Acute Asthma

You are unlikely to be expected to make decisions about long term asthma management, therefore focus your efforts on learning how to deal with acute exacerbations.

Brief history

If a patient reports having a diagnosis of asthma, it is worth asking a few questions to clarify the accuracy of the statement. It isn’t uncommon for patients to use asthma & COPD interchangeably.

  • When the diagnosis was made (COPD is unlikely in younger patients)
  • How the diagnosis was made (spirometry, PEFR diary, bronchial challenge test)
  • Who made the diagnosis (GP v secondary care. If the latter you may have access to test results and clinic letters etc to assist)
  • Smoking history (NOT all smokers get COPD but smoking makes asthma worse)
  • Associated hayfever and/or eczema
  • Family history of asthma, hayfever and eczema
  • What treatment they are on (increasing overlap with COPD & asthma) and crucially if they are using it.

Once you have ascertained that the patient has asthma, remember to exclude other causes for the deterioration in their symptoms.
It isn’t unheard of for diagnoses such as heart attacks to be missed due to diagnostic bias. A quick systematic review is advisable.

Focussed examination

Examination of your patient should focus on 3 elements:

  • Features to confirm the diagnosis of an exacerbation of asthma
  • Absence of features associated with your differentials
  • Assessment of severity

Management

An excerpt from the BTS-SIGN Asthma Guidelines is included below. The original summary is linked which includes guidance on managing asthma in paediatrics.

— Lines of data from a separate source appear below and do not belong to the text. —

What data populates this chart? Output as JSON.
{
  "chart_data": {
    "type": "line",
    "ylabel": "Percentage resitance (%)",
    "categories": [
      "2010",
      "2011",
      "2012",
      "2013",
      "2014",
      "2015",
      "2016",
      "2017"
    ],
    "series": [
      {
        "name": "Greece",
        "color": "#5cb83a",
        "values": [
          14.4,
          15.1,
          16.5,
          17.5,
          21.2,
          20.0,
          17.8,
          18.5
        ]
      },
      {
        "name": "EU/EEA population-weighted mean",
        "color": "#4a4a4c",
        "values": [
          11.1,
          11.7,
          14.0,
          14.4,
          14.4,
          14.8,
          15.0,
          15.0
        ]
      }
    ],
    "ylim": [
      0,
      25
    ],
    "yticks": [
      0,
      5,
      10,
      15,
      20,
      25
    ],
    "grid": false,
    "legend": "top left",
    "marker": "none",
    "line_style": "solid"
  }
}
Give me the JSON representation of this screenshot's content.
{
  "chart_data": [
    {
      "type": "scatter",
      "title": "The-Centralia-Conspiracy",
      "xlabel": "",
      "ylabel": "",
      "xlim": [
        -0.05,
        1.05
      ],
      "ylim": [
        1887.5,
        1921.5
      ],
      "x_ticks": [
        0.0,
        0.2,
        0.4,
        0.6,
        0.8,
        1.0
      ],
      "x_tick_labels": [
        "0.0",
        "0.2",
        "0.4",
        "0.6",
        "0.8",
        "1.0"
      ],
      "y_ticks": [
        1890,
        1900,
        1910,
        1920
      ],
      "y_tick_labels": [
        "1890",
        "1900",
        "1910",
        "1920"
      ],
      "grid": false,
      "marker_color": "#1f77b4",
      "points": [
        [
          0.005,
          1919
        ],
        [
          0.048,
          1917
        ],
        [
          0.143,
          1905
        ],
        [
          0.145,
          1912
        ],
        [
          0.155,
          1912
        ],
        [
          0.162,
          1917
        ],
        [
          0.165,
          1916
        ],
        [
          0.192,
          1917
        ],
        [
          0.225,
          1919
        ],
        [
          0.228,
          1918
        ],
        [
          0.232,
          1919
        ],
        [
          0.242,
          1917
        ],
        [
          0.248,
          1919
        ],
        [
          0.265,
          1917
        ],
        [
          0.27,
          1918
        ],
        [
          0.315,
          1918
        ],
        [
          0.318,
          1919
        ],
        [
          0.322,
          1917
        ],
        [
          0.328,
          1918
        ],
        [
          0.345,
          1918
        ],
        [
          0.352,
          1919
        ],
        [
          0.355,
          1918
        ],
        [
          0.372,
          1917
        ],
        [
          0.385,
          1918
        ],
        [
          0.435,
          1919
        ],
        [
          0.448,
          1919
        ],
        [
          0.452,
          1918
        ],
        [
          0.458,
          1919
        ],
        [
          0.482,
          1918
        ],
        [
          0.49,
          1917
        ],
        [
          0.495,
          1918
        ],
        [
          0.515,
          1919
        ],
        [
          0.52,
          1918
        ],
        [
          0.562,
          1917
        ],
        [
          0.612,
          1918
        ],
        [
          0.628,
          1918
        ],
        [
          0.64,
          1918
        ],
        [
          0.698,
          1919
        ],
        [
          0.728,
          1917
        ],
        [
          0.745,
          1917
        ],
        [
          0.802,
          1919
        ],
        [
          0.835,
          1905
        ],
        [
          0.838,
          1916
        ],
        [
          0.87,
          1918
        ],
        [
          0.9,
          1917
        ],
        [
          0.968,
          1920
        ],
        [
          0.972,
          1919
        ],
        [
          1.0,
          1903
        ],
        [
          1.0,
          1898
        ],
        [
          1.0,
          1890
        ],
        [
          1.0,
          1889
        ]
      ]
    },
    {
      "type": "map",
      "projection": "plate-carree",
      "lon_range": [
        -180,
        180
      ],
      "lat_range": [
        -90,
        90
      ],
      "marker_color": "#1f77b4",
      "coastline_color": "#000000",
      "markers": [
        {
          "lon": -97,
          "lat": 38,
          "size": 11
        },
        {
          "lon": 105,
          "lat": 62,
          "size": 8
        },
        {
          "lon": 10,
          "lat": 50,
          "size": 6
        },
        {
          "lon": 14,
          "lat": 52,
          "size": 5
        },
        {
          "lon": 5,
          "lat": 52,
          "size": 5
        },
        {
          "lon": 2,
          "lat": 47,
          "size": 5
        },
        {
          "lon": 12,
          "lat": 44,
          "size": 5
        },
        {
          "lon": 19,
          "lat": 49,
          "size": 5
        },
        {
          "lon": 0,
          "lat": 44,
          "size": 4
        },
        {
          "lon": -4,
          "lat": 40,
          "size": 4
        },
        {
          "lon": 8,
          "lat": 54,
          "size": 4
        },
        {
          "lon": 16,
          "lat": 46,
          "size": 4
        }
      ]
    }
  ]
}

Broadly speaking initial treatment includes the following:

  • Steroids: oral prednisolone 40mg or 100mg hydrocortisone IV if too unwell.
  • Beta-agonist: nebulised salbutamol 2.5mg repeated every 20-30 min if needed.
  • Anti-muscarinic: nebulised ipratropium bromide 500micrograms (max 2mg/day)

The following therapies should only be prescribed after involving your seniors as their need suggests the patient is very unwell & at risk of deteriorating further.

Magnesium sulphate: 2g IV over 20 minutes

Aminophylline: Patients on oral theophylline SHOULD NOT be given an IV loading dose. Otherwise, patients require a loading dose followed by a continuous infusion. The dose is weight dependent and it is important to ensure drug levels are checked and the dose altered appropriately. Most hospitals will have a specific prescription chart to simplify the process.

Remember, severity increases if the patient meets any ONE criteria in that section. Asthma death reviews have identified clinicians being falsely reassured by how a patient looks as a contributing factor to poor outcomes.

Another common oversight is that a pCO2 within normal limits is a worrying sign in an acute asthma attack. A breathless patient should have a low carbon dioxide on their blood gas due to the high respiratory rate.

Most Trusts will have a pathway for the management of acute exacerbations that include a flow chart/checklist based on the BTS guidelines to help you correctly assess and treat the patient.

BTS SIGN Asthma Guideline Quick Reference Guide 2016 0019 1
BTS/SIGN Quick Reference Asthma Guideline 2019

Escalation

Don’t be afraid to ask for help (registrar, critical care outreach, intensive care or other). Make it clear what the severity of the attack is and which criteria are being met. In a life-threatening situation, it is not unreasonable to get help whilst carrying out your initial assessment and treatment. Be clear about why you are calling early, what you plan to do until they arrive and ascertain if anything further is required before assistance arrives.

Follow-up

When caring for patients on the ward who have been admitted with an exacerbation of asthma, your focus is now on ensuring that they are improving and identifying when they are safe for discharge. Key elements will include:

  • What the patient tells you!
  • Peak flow monitoring – crucial but often missed. You want this to be at least 75% of their best/predicted prior to discharge.
  • If the patient requires therapy only available in hospital i.e.: are they stable without nebulisers? Routine practice is 24hrs neb free before discharge.

Asthma symptoms are worse overnight. Therefore, it is best practice to keep the patient in for monitoring to ensure they don’t deteriorate, so if you stop regular nebs on a morning ward round, prep for discharge the next day.

Check if your Trust has specialist asthma nurses. They are a fantastic source of help and will usually want to review all patients admitted with an exacerbation. They assist with:

  • Inhaler technique
  • Whether patients are on the appropriate level of therapy at home
  • Recommending investigations into possible triggers (e.g.: Allergic Bronchopulmonary Aspergillosis)
  • Providing patients with a written management plan
  • Arrange appropriate follow-up

Further resources

Asthma UK has an excellent online resource with short videos demonstrating the correct technique for each inhaler type.

Inhalers can be safely recycled to avoid entering a landfill. Encourage patients to locate the nearest pharmacy that provides this service.